Fraud Case Stuns Anesthesiologists. Post-op Pain Expert Fabricated Years of Data. Adam Marcus, Anesthesiology News, April 2009, Vol 35:4.
Editor’s note: This article contains information that first appeared in the Anesthesiology News e-newsletter, as well as additional reporting since the story broke. To sign up for the e-newsletter, visit AnesthesiologyNews.com
In what experts are calling one of the largest known cases of academic misconduct, a pioneer in the area of multimodal analgesia has been accused of falsifying data and other fraud in potentially dozens of published studies.
Scott S. Reuben, MD, formerly chief of the acute pain service at Baystate Medical Center in Springfield, Mass., is said to have fabricated his results in at least 21 articles dating back to 1996. The confirmed articles were published in Anesthesiology, Anesthesia and Analgesia, the Journal of Clinical Anesthesia and other titles, which have retracted the papers or will soon do so, according to people familiar with the scandal (see list). The journals stressed that Dr. Reuben’s co-authors on those papers have not been accused of wrongdoing.
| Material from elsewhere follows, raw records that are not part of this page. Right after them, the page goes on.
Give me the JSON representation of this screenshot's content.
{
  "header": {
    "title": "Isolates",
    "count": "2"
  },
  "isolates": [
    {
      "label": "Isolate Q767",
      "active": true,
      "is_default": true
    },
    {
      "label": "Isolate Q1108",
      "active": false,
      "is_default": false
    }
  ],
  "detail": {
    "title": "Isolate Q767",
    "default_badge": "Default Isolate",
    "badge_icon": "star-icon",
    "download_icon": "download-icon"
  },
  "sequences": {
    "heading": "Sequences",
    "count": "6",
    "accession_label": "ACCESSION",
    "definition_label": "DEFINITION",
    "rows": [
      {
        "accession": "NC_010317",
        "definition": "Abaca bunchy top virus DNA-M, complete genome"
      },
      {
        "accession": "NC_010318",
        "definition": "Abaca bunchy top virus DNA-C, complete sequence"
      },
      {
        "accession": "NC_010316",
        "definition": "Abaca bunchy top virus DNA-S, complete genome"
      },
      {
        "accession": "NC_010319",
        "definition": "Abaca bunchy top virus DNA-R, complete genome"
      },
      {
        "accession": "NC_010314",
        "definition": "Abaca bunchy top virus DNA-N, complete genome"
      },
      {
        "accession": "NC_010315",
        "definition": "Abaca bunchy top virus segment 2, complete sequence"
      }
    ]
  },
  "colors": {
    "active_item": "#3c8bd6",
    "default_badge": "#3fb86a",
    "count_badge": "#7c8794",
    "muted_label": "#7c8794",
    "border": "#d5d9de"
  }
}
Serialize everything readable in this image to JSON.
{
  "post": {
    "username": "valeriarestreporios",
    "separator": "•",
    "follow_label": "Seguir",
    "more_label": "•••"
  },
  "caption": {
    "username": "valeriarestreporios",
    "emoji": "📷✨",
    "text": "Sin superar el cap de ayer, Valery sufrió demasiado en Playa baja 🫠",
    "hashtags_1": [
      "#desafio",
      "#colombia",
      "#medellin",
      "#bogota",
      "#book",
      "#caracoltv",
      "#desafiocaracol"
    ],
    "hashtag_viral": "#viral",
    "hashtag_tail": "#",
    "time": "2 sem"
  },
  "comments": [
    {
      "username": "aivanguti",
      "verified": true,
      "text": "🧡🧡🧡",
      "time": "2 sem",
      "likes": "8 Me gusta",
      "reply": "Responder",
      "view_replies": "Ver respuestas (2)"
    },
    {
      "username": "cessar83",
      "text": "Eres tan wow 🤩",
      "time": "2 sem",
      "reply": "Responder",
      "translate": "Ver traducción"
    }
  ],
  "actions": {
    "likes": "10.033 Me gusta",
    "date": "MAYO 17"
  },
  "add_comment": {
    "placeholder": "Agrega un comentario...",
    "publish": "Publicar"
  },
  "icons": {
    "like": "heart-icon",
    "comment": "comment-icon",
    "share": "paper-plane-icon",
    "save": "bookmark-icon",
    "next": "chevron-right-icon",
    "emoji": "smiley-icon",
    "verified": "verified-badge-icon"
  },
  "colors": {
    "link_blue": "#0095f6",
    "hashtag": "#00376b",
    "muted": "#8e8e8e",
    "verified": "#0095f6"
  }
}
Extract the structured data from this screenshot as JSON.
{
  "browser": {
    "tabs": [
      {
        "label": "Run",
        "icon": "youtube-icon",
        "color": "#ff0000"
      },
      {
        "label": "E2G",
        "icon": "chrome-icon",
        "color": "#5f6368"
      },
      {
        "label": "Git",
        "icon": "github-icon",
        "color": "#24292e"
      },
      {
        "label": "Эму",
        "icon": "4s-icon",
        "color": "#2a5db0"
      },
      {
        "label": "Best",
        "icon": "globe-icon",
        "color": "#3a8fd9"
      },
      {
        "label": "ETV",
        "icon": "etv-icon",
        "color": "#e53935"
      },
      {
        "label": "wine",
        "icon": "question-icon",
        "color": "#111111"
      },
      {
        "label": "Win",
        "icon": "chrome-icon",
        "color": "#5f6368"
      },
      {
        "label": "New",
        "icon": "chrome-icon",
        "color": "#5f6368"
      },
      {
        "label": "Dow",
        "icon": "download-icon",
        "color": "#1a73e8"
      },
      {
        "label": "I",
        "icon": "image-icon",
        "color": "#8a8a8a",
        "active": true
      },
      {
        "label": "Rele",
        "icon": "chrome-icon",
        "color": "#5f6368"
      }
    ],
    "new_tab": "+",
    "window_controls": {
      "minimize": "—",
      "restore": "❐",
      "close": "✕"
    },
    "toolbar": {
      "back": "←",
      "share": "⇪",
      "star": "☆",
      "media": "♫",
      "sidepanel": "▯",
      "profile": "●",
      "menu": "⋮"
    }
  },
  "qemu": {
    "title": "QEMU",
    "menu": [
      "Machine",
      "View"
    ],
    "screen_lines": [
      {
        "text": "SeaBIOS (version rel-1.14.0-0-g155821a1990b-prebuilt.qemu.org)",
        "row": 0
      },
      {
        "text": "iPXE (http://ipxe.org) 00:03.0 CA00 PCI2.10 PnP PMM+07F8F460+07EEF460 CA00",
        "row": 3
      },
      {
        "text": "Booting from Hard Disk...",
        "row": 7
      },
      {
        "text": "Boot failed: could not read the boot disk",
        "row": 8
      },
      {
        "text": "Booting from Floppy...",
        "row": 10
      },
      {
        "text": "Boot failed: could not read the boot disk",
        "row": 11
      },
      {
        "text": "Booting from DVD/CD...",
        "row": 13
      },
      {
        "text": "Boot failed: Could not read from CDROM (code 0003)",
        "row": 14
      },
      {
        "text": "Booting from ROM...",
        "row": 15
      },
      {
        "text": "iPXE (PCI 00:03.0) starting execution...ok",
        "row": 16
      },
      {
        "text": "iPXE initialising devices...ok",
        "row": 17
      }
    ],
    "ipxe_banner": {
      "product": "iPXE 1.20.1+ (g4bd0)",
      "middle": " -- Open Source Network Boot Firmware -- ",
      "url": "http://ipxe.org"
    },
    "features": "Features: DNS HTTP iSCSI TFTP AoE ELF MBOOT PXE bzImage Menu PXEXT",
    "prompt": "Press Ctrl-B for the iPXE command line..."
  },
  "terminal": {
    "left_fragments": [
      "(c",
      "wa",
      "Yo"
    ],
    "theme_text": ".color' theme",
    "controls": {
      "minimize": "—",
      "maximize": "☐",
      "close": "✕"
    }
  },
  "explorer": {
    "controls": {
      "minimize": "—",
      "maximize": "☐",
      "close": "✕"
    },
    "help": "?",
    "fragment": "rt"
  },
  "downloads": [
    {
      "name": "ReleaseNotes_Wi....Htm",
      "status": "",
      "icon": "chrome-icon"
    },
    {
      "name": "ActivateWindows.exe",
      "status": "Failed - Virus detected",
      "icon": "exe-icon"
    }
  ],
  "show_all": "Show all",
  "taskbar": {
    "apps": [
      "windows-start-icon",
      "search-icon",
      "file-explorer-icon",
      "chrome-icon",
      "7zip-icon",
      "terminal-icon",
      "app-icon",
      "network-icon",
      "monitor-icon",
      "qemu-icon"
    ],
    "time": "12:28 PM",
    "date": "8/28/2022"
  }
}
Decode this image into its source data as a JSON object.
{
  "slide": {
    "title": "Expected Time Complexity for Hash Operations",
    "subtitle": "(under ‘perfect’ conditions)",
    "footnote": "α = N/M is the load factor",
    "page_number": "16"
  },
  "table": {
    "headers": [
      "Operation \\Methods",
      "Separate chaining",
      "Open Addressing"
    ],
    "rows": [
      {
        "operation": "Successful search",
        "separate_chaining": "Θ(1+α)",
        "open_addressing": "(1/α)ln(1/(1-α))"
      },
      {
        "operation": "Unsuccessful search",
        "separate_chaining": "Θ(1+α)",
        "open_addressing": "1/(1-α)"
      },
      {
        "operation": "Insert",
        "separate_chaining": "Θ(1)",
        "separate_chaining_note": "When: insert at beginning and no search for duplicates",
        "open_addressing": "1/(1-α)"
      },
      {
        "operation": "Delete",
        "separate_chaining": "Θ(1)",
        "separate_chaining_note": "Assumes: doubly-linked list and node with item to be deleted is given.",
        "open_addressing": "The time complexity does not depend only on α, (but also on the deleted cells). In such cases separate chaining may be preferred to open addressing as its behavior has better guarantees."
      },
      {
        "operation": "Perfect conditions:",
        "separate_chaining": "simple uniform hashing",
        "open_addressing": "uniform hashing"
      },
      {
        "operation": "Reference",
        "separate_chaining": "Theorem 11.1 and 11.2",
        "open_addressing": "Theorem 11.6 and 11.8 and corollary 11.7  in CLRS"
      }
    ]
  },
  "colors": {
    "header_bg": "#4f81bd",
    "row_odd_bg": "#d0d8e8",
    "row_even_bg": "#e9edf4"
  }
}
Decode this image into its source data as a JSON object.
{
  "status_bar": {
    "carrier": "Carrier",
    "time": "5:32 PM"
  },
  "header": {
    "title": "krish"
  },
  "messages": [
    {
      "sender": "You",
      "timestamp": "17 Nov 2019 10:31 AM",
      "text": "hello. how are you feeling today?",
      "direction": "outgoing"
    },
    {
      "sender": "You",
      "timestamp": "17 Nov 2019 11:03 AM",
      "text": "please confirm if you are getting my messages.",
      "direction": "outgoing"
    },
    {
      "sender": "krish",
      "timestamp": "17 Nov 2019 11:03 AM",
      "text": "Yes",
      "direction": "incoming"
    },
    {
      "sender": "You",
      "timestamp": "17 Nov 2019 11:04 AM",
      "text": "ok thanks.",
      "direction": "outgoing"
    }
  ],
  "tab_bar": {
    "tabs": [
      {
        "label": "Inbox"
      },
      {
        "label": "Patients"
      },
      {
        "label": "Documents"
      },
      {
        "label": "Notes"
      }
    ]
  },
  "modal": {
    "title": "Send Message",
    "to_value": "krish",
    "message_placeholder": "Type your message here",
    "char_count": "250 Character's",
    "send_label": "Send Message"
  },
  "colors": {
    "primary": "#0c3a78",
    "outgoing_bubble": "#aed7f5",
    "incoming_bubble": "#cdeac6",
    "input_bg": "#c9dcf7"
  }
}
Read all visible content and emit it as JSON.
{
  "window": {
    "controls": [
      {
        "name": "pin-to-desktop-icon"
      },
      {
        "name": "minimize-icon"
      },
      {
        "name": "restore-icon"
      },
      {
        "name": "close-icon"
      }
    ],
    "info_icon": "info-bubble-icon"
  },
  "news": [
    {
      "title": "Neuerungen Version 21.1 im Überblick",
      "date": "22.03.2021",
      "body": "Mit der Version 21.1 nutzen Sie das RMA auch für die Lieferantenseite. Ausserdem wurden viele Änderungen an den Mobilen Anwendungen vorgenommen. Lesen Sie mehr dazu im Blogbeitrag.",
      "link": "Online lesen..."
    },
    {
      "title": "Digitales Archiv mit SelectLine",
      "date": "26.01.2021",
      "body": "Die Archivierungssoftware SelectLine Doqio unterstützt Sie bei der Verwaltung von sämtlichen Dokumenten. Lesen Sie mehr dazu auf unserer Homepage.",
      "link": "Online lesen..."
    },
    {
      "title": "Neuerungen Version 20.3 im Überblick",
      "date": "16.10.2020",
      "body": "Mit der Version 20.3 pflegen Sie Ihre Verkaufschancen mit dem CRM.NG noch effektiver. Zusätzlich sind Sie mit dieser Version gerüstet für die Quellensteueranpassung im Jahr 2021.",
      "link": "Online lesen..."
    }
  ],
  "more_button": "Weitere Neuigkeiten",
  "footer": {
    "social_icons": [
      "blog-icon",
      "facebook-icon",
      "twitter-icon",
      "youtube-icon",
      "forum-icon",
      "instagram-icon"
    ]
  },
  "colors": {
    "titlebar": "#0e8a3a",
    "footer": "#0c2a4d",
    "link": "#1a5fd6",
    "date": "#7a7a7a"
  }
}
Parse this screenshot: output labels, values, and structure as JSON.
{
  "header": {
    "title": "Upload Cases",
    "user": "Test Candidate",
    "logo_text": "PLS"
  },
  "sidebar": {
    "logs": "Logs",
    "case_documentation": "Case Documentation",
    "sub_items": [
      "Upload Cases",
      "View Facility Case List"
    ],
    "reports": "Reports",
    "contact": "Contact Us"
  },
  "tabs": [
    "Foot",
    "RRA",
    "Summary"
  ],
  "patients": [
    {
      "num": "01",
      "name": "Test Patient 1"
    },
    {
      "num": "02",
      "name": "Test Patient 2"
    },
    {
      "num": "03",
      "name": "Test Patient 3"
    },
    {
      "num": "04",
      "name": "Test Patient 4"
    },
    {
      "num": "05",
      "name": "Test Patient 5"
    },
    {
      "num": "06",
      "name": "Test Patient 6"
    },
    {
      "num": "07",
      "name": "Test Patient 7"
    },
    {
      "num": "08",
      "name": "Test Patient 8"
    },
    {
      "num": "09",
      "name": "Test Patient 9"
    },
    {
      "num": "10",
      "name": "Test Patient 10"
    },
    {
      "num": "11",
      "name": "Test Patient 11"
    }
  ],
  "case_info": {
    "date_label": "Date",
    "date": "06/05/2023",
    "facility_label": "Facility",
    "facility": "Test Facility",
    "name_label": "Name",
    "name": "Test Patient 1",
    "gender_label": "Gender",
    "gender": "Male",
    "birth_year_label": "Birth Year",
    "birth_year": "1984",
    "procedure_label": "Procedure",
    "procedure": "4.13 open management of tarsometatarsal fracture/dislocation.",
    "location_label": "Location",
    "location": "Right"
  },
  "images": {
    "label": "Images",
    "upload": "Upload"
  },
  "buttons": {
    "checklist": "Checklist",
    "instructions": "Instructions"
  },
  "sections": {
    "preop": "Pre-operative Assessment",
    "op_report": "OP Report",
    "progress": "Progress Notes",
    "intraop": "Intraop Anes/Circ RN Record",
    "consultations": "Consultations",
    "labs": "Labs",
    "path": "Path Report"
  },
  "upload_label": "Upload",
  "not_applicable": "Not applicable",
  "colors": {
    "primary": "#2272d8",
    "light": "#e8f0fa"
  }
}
In addition to allegedly falsifying data, Dr. Reuben seems to have committed publishing forgery. Evan Ekman, MD, an orthopedic surgeon in Columbia, S.C., said his name appeared as a co-author on at least two of the retracted papers, despite his having had no hand in the manuscripts. “My names were forgeries on the documents,” Dr. Ekman told Anesthesiology News.